Any help or guidance would be very much appreciated thanks

Hi
Welcome to the forum

This needs to be at the start of the loop, not outside it.

int tempC = (sensors.getTempCByIndex(0));

You need to read the sensor each time your loop.

Tom... :slight_smile:

This is where you declare tempC:

int tempC = (sensors.getTempCByIndex(0));

But you never read it again, so your code bases its behaviour on what the temperature was when it started, not what it is now. You need this in loop somewhere:

tempC = (sensors.getTempCByIndex(0));

Edit: Too slow :slight_smile:

The conditional statements are not formatted properly with curly braces for the correct code blocks to be executed.

With what you have, only the digitalWrite() statement for DIR is conditional on the temperature. The Motor code will be executed every pass through loop().

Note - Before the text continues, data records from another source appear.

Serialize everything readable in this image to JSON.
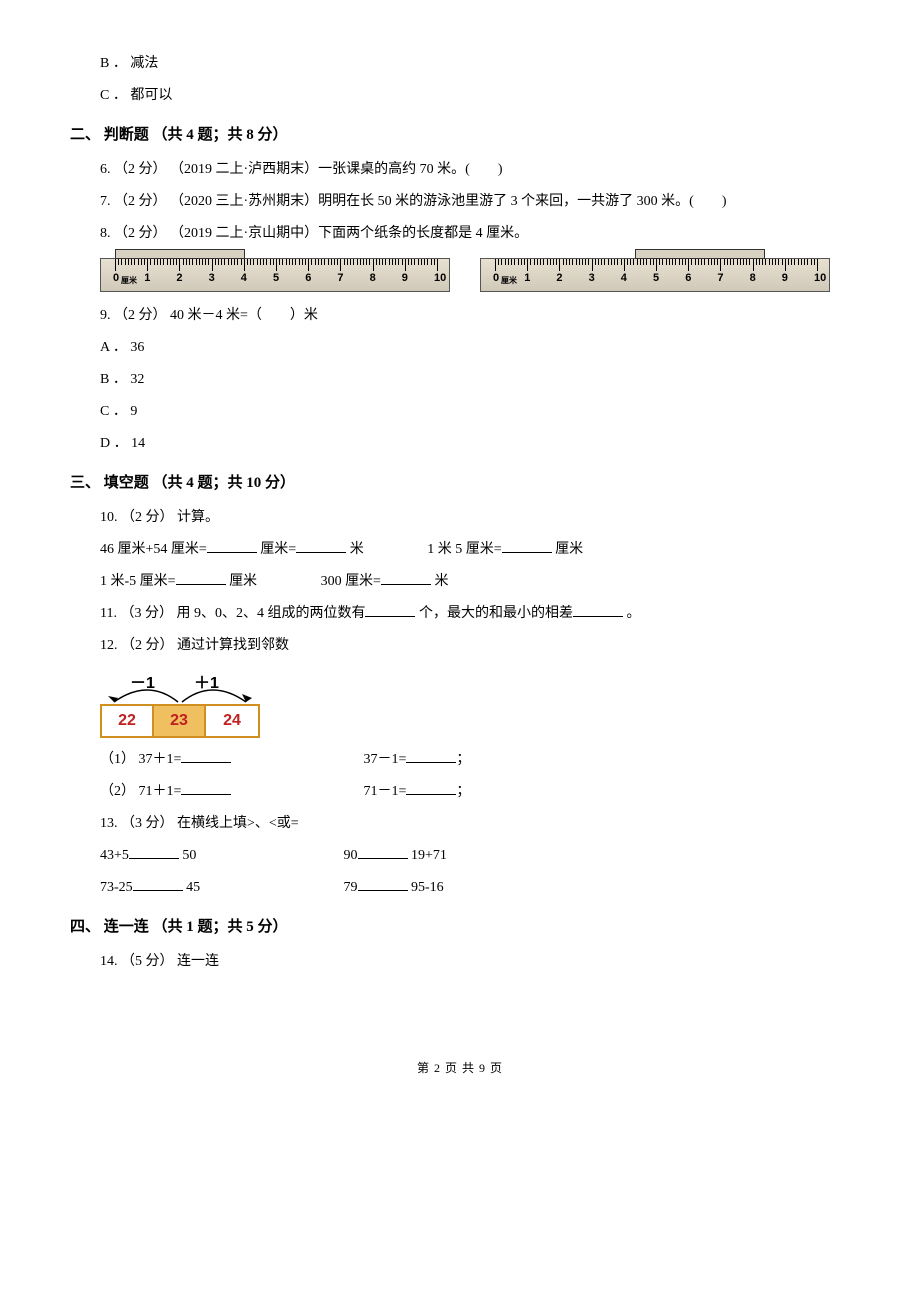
{
  "options_group_a": {
    "b": "B ． 减法",
    "c": "C ． 都可以"
  },
  "section2": {
    "heading": "二、 判断题 （共 4 题；共 8 分）",
    "q6": "6. （2 分） （2019 二上·泸西期末）一张课桌的高约 70 米。(　　)",
    "q7": "7. （2 分） （2020 三上·苏州期末）明明在长 50 米的游泳池里游了 3 个来回，一共游了 300 米。(　　)",
    "q8": "8. （2 分） （2019 二上·京山期中）下面两个纸条的长度都是 4 厘米。",
    "ruler": {
      "nums": [
        "0",
        "1",
        "2",
        "3",
        "4",
        "5",
        "6",
        "7",
        "8",
        "9",
        "10"
      ],
      "strip1_start": 0,
      "strip1_width": 130,
      "strip2_start": 140,
      "strip2_width": 130
    },
    "q9": "9. （2 分） 40 米－4 米=（　　）米",
    "q9_options": {
      "a": "A ． 36",
      "b": "B ． 32",
      "c": "C ． 9",
      "d": "D ． 14"
    }
  },
  "section3": {
    "heading": "三、 填空题 （共 4 题；共 10 分）",
    "q10": {
      "line1": "10. （2 分） 计算。",
      "p1_l": "46 厘米+54 厘米=",
      "p1_m": "厘米=",
      "p1_r": "米",
      "p2_l": "1 米 5 厘米=",
      "p2_r": "厘米",
      "p3_l": "1 米-5 厘米=",
      "p3_r": "厘米",
      "p4_l": "300 厘米=",
      "p4_r": "米"
    },
    "q11": {
      "pre": "11. （3 分） 用 9、0、2、4 组成的两位数有",
      "mid": "个，最大的和最小的相差",
      "post": "。"
    },
    "q12": {
      "line1": "12. （2 分） 通过计算找到邻数",
      "minus": "－1",
      "plus": "＋1",
      "boxes": [
        "22",
        "23",
        "24"
      ],
      "part1_a": "（1） 37＋1=",
      "part1_b": "37－1=",
      "part2_a": "（2） 71＋1=",
      "part2_b": "71－1=",
      "semi": "；"
    },
    "q13": {
      "line1": "13. （3 分） 在横线上填>、<或=",
      "a1": "43+5",
      "a2": "50",
      "b1": "90",
      "b2": "19+71",
      "c1": "73-25",
      "c2": "45",
      "d1": "79",
      "d2": "95-16"
    }
  },
  "section4": {
    "heading": "四、 连一连 （共 1 题；共 5 分）",
    "q14": "14. （5 分） 连一连"
  },
  "footer": "第 2 页 共 9 页"
}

if (tempC <  tempRight)   // if temp is lower than ideal temp
{ //add curly bracket here to start conditional code block
  digitalWrite(dirPin, HIGH);
  for (int x = 0; x < 2; x++)
  {
    digitalWrite(stepPin, HIGH);
    delayMicroseconds(5000);
    digitalWrite(stepPin, LOW);
    delayMicroseconds(500);
  }
} //add curly bracket here to end conditional code block

TomGeorge:
Hi
Welcome to the forum

This needs to be at the start of the loop, not outside it.

int tempC = (sensors.getTempCByIndex(0));

You need to read the sensor each time your loop.

Tom... :slight_smile:

Dont i feel like a spud as soon as i put that into the loop bang it worked oh my, i was that close thanks for helping out apreciate it alot.